Performance of a clinical risk prediction model for inhibitor formation in severe haemophilia A.

Citation:
Hassan, S., R. Palla, C. Valsecchi, I. Garagiola, A. El-Beshlawy, M. Elalfy, V. Ramanan, P. Eshghi, M. Karimi, S. C. Gouw, et al., "Performance of a clinical risk prediction model for inhibitor formation in severe haemophilia A.", Haemophilia : the official journal of the World Federation of Hemophilia, 2021.

Abstract:

BACKGROUND: There is a need to identify patients with haemophilia who have a very low or high risk of developing inhibitors. These patients could be candidates for personalized treatment strategies.

AIMS: The aim of this study was to externally validate a previously published prediction model for inhibitor development and to develop a new prediction model that incorporates novel predictors.

METHODS: The population consisted of 251 previously untreated or minimally treated patients with severe haemophilia A enrolled in the SIPPET study. The outcome was inhibitor formation. Model discrimination was measured using the C-statistic, and model calibration was assessed with a calibration plot. The new model was internally validated using bootstrap resampling.

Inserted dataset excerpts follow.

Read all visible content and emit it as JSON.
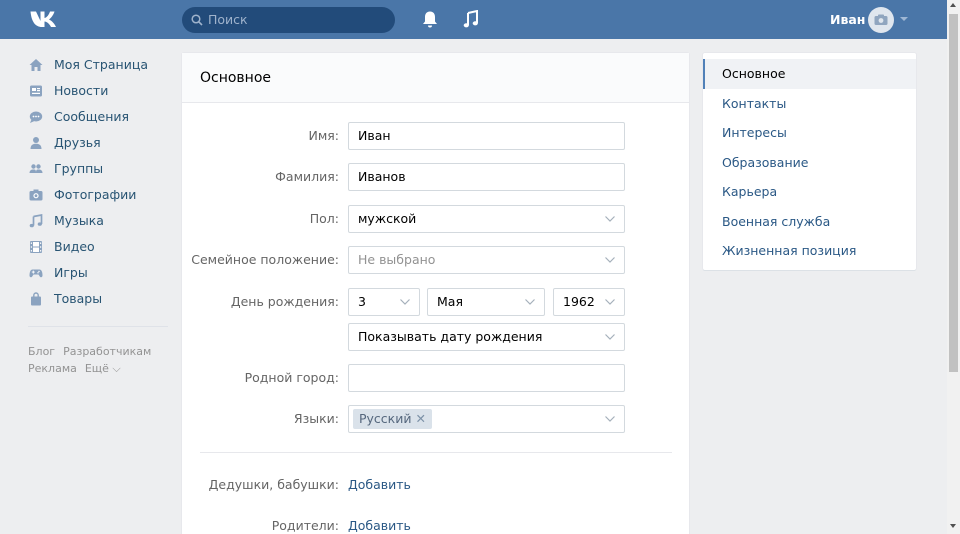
{
  "header": {
    "logo_icon": "vk-logo-icon",
    "search_placeholder": "Поиск",
    "user_name": "Иван",
    "accent": "#4a76a8"
  },
  "nav": {
    "items": [
      {
        "label": "Моя Страница",
        "icon": "home-icon"
      },
      {
        "label": "Новости",
        "icon": "news-icon"
      },
      {
        "label": "Сообщения",
        "icon": "messages-icon"
      },
      {
        "label": "Друзья",
        "icon": "friend-icon"
      },
      {
        "label": "Группы",
        "icon": "groups-icon"
      },
      {
        "label": "Фотографии",
        "icon": "camera-icon"
      },
      {
        "label": "Музыка",
        "icon": "music-icon"
      },
      {
        "label": "Видео",
        "icon": "video-icon"
      },
      {
        "label": "Игры",
        "icon": "gamepad-icon"
      },
      {
        "label": "Товары",
        "icon": "shopping-bag-icon"
      }
    ],
    "footer": {
      "blog": "Блог",
      "developers": "Разработчикам",
      "ads": "Реклама",
      "more": "Ещё ⌵"
    }
  },
  "form": {
    "title": "Основное",
    "first_name_label": "Имя:",
    "first_name_value": "Иван",
    "last_name_label": "Фамилия:",
    "last_name_value": "Иванов",
    "gender_label": "Пол:",
    "gender_value": "мужской",
    "marital_label": "Семейное положение:",
    "marital_placeholder": "Не выбрано",
    "birthday_label": "День рождения:",
    "birth_day": "3",
    "birth_month": "Мая",
    "birth_year": "1962",
    "birthday_visibility": "Показывать дату рождения",
    "hometown_label": "Родной город:",
    "hometown_value": "",
    "languages_label": "Языки:",
    "language_tag": "Русский",
    "grandparents_label": "Дедушки, бабушки:",
    "parents_label": "Родители:",
    "add_link": "Добавить"
  },
  "menu": {
    "items": [
      {
        "label": "Основное",
        "active": true
      },
      {
        "label": "Контакты",
        "active": false
      },
      {
        "label": "Интересы",
        "active": false
      },
      {
        "label": "Образование",
        "active": false
      },
      {
        "label": "Карьера",
        "active": false
      },
      {
        "label": "Военная служба",
        "active": false
      },
      {
        "label": "Жизненная позиция",
        "active": false
      }
    ]
  }
}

RESULTS: Firstly, the previously published prediction model was validated. It consisted of three variables: family history of inhibitor development, F8 gene mutation and intensity of first treatment with factor VIII (FVIII). The C-statistic was 0.53 (95% CI: 0.46-0.60), and calibration was limited. Furthermore, a new prediction model was developed that consisted of four predictors: F8 gene mutation, intensity of first treatment with FVIII, the presence of factor VIII non-neutralizing antibodies before treatment initiation and lastly FVIII product type (recombinant vs. plasma-derived). The C-statistic was 0.66 (95 CI: 0.57-0.75), and calibration was moderate. Using a model cut-off point of 10%, positive- and negative predictive values were 0.22 and 0.95, respectively.

CONCLUSION: Performance of all prediction models was limited. However, the new model with all predictors may be useful for identifying a small number of patients with a low risk of inhibitor formation.